Ortalama bir kadın, hayatının yaklaşık yedi yılını regl olarak geçiriyor.
Ancak kanadığı için yaşadığı baskı ömür boyu.
Kimi ülkelerde kadınlar regl oldukları günlerde bir odaya kapatılabiliyor, bazı yemekleri yemesine izin verilmiyor hatta aile üyeleri o günlerde onunla konuşmuyor.
UNICEF’e göre az gelişmiş ülkelerdeki nüfusun sadece yüzde 27’si evde su hizmeti ve sabuna erişim sağlayabiliyor.
Regl olan kadın, ülkenin nabzına göre, tabu, efsane, dini öğretiler, gelenekler ya da ekonomiyle bezeli bir ayrımcılığın hedefine oturuyor.

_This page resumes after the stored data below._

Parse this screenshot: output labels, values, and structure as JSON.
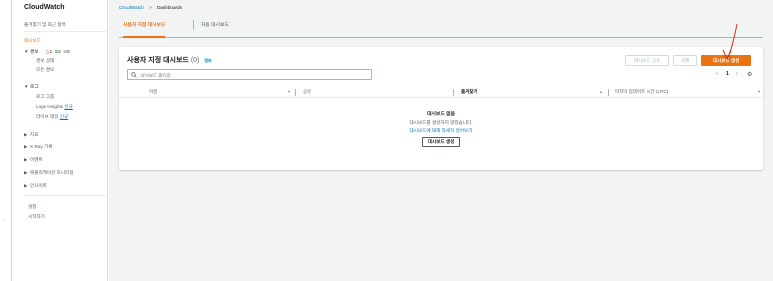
{
  "sidebar": {
    "title": "CloudWatch",
    "favorites": "즐겨찾기 및 최근 항목",
    "dashboards": "대시보드",
    "alarms": {
      "label": "경보",
      "in_alarm": "1",
      "ok": "2",
      "insufficient": "0",
      "state": "경보 상태",
      "all": "모든 경보"
    },
    "logs": {
      "label": "로그",
      "groups": "로그 그룹",
      "insights": "Logs Insights",
      "live_tail": "라이브 테일",
      "new_badge": "신규"
    },
    "metrics": "지표",
    "xray": "X-Ray 기록",
    "events": "이벤트",
    "app_monitoring": "애플리케이션 모니터링",
    "insights": "인사이트",
    "settings": "설정",
    "getting_started": "시작하기"
  },
  "breadcrumb": {
    "root": "CloudWatch",
    "current": "Dashboards"
  },
  "tabs": [
    {
      "label": "사용자 지정 대시보드"
    },
    {
      "label": "자동 대시보드"
    }
  ],
  "panel": {
    "title": "사용자 지정 대시보드",
    "count": "(0)",
    "info": "정보",
    "share_button": "대시보드 공유",
    "delete_button": "삭제",
    "create_button": "대시보드 생성",
    "search_placeholder": "대시보드 필터링",
    "page": "1",
    "columns": {
      "name": "이름",
      "sharing": "공유",
      "favorites": "즐겨찾기",
      "last_updated": "마지막 업데이트 시간 (UTC)"
    },
    "empty": {
      "title": "대시보드 없음",
      "description": "대시보드를 생성하지 않았습니다.",
      "learn_more": "대시보드에 대해 자세히 알아보기",
      "create_button": "대시보드 생성"
    }
  },
  "colors": {
    "accent": "#ec7211",
    "link": "#0073bb",
    "annotation": "#d13212"
  }
}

Kendisini ‘hasta, kirli, uğursuz, toplum dışı’ hissettirilen kız ve kadınlar okula gitmekten, iş hayatını sürdürmekten çevresi tarafından ‘damgalanma’ endişesiyle vazgeçiyorlar.
Gelişmiş ülkelerde ise piyasa dinamikleri çerçevesinde ayrımcılık sürdürülüyor.
Kadınlara yönelik ürünlerin neredeyse çoğunun ‘kozmetik’ sınıfına sokularak fahiş fiyatlara piyasaya sürülmesi de bu ayrımcılığın bir parçası.